Estimate for the product of primes less than n
Solution 1:
The reason the sum
$$ \sum_{k = 2}^{n} \frac{k}{\log k} $$
works as an estimate of the sum of all primes up to $n$ is because, roughly speaking, one on $\log N$ numbers of size around $N$ are prime. You are estimating
The sum of all primes of a given size
with the approximation
The sum of all numbers of that size, multiplied by (an estimate of) the proportion of them that are primes
(note that this method relies on the fact that the average of the primes of size around $N$ is roughly the same as the average of all numbers of size around $N$... specifically, that average is around $N$)

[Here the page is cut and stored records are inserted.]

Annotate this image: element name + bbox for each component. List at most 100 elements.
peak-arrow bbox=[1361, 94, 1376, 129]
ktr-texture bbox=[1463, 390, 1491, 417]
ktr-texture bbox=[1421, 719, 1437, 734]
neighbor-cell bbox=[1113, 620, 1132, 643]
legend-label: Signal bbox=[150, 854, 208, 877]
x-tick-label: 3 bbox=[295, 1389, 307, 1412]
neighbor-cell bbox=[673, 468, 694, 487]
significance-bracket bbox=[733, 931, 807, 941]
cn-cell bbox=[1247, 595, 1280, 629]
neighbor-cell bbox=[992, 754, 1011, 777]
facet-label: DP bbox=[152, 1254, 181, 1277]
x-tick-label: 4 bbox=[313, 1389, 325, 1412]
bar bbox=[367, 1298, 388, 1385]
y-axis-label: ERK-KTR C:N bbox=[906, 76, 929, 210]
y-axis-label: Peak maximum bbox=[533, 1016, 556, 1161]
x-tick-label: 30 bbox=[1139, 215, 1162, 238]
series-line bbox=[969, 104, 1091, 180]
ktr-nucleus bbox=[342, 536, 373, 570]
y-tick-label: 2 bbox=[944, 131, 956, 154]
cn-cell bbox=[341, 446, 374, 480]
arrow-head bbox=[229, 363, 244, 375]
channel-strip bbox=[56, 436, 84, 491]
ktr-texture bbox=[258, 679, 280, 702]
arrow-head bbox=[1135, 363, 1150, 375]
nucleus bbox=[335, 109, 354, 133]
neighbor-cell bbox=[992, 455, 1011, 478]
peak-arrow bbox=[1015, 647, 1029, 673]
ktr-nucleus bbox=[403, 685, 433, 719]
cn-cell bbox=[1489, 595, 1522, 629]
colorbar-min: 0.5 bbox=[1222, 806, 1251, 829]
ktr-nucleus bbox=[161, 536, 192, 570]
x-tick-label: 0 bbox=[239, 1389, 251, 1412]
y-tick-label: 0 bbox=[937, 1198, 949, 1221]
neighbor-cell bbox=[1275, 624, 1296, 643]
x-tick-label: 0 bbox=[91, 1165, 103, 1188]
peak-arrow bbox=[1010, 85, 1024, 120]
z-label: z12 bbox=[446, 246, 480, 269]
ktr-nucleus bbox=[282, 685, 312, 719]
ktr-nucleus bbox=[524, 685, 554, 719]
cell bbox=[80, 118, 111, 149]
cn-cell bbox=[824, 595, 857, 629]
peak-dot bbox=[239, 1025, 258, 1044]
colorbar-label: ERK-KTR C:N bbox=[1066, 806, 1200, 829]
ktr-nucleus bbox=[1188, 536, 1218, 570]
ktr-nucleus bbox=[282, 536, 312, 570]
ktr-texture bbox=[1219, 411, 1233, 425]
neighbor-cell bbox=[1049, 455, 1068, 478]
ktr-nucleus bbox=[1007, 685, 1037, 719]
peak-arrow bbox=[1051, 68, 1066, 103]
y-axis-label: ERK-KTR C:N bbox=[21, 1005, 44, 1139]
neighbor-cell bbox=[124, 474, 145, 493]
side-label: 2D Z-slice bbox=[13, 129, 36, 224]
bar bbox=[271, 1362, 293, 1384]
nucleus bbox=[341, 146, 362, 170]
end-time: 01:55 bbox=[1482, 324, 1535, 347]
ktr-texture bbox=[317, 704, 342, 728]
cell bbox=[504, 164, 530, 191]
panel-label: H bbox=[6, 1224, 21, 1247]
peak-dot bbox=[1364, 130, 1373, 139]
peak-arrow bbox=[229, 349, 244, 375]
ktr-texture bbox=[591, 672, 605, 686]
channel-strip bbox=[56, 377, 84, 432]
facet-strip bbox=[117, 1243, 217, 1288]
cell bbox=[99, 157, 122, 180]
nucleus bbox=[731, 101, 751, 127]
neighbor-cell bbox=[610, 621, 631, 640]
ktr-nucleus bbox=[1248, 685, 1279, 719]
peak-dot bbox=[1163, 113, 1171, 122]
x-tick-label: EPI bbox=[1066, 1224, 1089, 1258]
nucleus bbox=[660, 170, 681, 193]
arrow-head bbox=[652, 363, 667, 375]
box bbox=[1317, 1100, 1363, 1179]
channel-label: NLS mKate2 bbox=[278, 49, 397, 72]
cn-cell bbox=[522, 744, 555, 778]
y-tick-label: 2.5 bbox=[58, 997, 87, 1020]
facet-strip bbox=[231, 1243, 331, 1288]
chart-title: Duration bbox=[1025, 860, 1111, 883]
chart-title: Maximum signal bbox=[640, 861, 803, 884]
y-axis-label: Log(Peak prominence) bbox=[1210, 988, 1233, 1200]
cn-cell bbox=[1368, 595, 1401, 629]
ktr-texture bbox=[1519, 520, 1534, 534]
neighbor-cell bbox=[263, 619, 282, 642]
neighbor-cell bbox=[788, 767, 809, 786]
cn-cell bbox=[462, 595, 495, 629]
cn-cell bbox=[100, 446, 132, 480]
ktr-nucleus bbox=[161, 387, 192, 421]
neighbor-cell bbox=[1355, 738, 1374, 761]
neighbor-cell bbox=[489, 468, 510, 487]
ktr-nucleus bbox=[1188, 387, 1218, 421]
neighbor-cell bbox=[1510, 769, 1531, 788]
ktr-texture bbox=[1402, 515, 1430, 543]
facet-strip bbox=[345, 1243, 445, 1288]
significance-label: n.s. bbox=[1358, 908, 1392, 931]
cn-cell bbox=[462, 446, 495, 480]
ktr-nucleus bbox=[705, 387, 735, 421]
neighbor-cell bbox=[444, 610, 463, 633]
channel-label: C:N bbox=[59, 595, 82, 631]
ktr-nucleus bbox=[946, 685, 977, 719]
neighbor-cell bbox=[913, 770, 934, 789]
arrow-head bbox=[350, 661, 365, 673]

The analogous method for products is not dividing out by $\log i$: it is taking the $\log i$-th root: you meant to consider
$$ \prod_{k=2}^{n} k^{1 / \log k} $$
Of course, this isn't necessarily any easier to deal with. The thing to do is the one that is usually useful for products: take the logarithm. Consider
$$ \log \prod_{\substack{p=2 \\ p \text{ prime}}}^N p$$
Solution 2:
The summation formula at the top of Answer 1 isn't good necessarily percentage-wise.
For instance, if n = 14, the formula gives the estimate for the sum at about 50.6, but the sum of all of the primes from 2 to 13, inclusive, is actually 41.